Perros: su comportamiento se sincroniza con los niños, pero más con los adultos

Los perros sincronizan su comportamiento con los niños de su familia, pero no tanto como lo hacen con los adultos, encontró un nuevo estudio de investigadores de la Universidad Estatal de Oregon.

Los hallazgos son importantes porque existe una creciente evidencia de que los perros pueden ayudar a los niños de muchas formas, incluso con el desarrollo social, aumentando la actividad física, controlando la ansiedad o como una fuente de apego ante las estructuras familiares cambiantes, dijeron los investigadores. Sin embargo, muy poca investigación se ha centrado en cómo los perros perciben y se relacionan socialmente con los niños.
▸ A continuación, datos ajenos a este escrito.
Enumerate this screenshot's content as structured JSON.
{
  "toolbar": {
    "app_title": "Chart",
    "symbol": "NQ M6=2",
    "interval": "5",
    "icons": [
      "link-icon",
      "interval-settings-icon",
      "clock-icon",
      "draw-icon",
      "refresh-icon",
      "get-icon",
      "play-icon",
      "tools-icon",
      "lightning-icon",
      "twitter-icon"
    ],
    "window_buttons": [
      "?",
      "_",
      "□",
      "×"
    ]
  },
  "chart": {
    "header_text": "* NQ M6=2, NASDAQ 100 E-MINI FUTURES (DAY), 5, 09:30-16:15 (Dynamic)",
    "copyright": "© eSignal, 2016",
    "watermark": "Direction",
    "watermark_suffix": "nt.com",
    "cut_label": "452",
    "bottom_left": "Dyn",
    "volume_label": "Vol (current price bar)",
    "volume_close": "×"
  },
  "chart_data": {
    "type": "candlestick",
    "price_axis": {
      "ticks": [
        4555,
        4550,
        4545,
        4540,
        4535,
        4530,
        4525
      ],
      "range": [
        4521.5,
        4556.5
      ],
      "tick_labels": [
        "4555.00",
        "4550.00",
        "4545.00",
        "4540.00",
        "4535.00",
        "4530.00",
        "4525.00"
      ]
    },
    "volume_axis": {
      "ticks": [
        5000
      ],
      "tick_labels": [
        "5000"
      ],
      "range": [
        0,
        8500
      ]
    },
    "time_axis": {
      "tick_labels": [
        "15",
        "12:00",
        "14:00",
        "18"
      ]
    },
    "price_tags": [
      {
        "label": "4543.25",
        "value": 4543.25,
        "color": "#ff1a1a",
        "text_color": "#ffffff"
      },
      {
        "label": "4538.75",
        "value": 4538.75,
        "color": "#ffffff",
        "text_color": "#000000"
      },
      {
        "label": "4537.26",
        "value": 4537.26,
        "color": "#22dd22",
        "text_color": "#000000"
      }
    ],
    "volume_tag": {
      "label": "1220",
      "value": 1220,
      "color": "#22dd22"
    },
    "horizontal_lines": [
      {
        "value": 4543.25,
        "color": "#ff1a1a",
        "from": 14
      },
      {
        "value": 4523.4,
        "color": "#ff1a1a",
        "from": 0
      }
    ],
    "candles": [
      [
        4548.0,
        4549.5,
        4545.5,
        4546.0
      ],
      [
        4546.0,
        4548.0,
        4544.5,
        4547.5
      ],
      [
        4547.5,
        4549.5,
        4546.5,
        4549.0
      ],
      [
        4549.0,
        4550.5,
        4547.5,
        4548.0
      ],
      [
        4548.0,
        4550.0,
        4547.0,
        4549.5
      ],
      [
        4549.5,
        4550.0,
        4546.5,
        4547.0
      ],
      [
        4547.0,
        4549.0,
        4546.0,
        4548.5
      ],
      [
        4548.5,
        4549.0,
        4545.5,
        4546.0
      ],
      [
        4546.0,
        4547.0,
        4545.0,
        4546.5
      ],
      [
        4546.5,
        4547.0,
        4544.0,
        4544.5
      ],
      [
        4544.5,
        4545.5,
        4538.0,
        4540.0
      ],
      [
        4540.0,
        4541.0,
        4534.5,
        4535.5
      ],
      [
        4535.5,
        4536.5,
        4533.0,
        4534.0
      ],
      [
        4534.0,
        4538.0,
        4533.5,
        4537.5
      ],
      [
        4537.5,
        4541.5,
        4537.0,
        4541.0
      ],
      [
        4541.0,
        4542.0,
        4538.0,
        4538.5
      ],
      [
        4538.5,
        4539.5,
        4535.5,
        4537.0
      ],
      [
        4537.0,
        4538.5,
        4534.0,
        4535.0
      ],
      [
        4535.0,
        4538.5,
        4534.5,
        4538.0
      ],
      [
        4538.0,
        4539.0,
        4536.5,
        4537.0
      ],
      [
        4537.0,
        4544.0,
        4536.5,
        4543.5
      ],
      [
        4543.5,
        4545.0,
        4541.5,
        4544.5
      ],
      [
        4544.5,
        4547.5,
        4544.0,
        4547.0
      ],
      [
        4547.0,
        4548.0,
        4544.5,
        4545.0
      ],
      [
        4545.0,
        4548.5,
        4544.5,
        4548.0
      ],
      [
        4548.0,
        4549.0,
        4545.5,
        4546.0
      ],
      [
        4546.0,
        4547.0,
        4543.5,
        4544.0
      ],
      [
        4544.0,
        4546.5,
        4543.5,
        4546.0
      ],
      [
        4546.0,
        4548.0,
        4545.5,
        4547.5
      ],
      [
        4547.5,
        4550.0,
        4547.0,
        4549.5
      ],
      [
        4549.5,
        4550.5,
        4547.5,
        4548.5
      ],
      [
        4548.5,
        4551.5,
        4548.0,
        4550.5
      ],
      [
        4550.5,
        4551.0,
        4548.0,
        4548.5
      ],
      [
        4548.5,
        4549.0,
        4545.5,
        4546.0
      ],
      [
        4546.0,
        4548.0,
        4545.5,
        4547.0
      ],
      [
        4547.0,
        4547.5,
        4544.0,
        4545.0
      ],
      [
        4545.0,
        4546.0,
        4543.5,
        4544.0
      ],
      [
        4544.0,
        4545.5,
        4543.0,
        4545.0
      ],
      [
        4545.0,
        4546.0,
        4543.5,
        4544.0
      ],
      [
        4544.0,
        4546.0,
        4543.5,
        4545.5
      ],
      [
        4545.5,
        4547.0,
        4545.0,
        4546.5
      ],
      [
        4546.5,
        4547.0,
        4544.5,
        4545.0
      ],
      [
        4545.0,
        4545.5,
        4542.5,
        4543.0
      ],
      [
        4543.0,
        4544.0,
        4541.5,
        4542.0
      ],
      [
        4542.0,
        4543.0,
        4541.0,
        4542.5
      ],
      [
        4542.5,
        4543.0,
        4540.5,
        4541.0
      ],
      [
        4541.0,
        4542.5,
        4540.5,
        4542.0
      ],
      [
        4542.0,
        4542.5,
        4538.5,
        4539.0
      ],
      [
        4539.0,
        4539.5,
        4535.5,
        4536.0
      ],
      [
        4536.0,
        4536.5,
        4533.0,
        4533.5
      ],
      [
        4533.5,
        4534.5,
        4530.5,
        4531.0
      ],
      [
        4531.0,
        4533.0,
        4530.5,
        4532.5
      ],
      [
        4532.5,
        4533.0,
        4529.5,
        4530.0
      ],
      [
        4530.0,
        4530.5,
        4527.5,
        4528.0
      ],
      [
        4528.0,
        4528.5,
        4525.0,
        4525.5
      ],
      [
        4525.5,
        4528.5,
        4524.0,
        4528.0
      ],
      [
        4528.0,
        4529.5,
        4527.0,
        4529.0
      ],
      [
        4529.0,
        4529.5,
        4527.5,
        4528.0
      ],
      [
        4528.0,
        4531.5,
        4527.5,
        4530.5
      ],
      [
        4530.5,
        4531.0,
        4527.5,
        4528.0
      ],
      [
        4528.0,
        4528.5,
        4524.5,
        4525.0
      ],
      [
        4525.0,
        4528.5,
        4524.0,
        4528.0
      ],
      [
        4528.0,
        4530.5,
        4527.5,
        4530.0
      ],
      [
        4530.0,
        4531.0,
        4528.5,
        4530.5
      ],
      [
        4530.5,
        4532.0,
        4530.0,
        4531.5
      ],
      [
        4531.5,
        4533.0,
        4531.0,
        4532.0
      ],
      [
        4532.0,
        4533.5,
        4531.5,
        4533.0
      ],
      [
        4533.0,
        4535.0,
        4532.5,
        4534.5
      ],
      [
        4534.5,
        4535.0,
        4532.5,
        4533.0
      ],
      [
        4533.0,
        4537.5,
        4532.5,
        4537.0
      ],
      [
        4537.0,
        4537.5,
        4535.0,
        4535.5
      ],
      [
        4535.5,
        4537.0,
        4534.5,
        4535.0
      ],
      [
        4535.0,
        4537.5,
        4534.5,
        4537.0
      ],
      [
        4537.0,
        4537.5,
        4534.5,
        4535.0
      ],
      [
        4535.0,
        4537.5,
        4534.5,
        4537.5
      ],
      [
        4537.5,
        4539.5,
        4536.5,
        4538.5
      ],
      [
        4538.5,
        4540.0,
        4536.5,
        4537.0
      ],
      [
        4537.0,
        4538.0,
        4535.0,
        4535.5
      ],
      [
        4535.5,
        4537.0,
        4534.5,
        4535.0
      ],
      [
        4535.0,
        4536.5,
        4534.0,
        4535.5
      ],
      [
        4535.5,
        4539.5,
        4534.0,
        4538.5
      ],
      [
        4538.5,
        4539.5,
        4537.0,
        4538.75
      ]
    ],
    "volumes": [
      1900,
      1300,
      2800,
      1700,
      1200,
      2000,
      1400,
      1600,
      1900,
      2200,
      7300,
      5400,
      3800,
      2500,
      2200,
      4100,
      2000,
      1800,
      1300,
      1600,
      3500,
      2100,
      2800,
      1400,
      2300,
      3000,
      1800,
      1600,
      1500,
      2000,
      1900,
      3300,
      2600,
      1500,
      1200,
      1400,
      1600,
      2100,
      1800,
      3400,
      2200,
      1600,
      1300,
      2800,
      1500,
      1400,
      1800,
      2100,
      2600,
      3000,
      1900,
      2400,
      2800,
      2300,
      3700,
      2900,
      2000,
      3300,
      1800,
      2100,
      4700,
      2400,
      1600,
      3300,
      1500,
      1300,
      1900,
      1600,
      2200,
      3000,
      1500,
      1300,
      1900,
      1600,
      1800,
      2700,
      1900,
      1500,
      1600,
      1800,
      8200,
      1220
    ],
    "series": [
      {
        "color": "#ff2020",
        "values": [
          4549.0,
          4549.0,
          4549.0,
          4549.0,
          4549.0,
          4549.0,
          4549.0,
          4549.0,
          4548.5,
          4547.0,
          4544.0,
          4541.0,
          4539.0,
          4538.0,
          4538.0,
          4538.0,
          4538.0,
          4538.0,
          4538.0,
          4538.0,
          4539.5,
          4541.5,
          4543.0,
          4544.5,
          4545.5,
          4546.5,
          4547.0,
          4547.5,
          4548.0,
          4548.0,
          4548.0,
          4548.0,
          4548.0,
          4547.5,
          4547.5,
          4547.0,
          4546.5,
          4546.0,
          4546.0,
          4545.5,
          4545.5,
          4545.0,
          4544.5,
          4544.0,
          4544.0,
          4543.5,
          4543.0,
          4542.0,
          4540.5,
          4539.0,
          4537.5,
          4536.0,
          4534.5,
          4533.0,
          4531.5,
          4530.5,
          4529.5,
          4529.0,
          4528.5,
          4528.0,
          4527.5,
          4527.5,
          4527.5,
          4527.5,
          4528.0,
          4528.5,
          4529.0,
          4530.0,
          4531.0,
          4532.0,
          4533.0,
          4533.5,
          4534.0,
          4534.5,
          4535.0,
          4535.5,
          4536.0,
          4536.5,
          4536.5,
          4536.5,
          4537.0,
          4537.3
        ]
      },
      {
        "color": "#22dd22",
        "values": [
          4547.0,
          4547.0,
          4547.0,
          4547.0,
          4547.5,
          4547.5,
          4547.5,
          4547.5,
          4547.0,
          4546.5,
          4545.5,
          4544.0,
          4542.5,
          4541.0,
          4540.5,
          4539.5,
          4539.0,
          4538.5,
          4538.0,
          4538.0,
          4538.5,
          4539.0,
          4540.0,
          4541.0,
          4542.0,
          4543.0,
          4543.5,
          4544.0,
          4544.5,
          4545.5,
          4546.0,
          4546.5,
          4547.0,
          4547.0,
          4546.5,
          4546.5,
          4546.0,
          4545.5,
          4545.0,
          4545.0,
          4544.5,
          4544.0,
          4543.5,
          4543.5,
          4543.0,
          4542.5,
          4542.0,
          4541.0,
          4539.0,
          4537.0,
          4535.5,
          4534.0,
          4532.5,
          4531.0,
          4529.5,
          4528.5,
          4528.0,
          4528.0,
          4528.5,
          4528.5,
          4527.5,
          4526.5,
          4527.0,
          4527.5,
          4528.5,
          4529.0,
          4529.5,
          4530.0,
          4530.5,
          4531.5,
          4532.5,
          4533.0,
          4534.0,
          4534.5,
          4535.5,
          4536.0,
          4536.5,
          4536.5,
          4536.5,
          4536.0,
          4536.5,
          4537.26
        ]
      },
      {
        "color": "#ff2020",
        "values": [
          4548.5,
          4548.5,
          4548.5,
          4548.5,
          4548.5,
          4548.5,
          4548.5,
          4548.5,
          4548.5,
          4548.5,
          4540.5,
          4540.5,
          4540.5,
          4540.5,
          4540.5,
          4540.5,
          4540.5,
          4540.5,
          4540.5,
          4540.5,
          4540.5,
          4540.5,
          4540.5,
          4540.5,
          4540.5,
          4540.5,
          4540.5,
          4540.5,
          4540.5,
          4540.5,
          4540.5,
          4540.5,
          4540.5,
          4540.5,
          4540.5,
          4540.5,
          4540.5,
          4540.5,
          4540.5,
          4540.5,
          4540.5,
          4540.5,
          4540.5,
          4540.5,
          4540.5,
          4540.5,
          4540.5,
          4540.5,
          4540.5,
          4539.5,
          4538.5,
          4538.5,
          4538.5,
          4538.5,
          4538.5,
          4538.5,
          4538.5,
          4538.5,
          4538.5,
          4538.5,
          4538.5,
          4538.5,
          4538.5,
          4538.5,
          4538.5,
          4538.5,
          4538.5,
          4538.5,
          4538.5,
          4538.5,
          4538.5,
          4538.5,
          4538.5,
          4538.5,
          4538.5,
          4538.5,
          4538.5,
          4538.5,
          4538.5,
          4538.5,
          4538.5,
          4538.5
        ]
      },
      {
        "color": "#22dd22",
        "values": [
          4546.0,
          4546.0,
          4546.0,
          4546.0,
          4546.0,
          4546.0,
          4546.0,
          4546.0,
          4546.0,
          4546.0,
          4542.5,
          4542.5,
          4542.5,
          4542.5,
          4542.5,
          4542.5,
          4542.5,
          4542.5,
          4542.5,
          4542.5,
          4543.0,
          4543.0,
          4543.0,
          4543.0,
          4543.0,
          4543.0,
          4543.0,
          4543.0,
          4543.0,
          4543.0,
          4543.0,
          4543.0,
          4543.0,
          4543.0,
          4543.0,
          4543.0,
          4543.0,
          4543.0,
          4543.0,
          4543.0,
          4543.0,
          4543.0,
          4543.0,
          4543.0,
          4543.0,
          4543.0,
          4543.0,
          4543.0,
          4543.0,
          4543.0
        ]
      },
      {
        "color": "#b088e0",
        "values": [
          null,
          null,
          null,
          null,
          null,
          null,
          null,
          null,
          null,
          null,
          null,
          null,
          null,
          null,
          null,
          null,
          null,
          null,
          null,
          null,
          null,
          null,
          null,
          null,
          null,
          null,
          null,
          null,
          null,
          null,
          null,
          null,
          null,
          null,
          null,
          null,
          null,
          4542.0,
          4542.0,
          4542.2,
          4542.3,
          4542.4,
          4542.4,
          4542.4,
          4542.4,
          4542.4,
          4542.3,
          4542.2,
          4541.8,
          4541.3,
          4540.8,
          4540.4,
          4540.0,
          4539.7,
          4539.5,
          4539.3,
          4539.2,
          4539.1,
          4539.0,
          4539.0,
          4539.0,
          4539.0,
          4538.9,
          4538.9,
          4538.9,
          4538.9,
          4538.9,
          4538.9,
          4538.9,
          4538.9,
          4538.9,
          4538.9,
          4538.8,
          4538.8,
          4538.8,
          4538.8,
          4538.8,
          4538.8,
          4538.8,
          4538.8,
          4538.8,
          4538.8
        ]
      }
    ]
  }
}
La buena noticia es que este estudio sugiere que los perros prestan mucha atención a los niños con los que viven“, comenta la especialista en comportamiento animal del estado de Oregon, Monique Udell, autora principal del estudio. “Responden a ellos y, en muchos casos, se comportan en sincronía con ellos, son indicadores de afiliación positiva y una base para construir vínculos sólidos. “Una cosa interesante que hemos observado es que los perros coinciden con el comportamiento de sus hijos con menos frecuencia que lo que hemos visto entre perros y cuidadores adultos, lo que sugiere que si bien pueden ver a los niños como compañeros sociales, también hay algunas diferencias que debemos comprender mejor.”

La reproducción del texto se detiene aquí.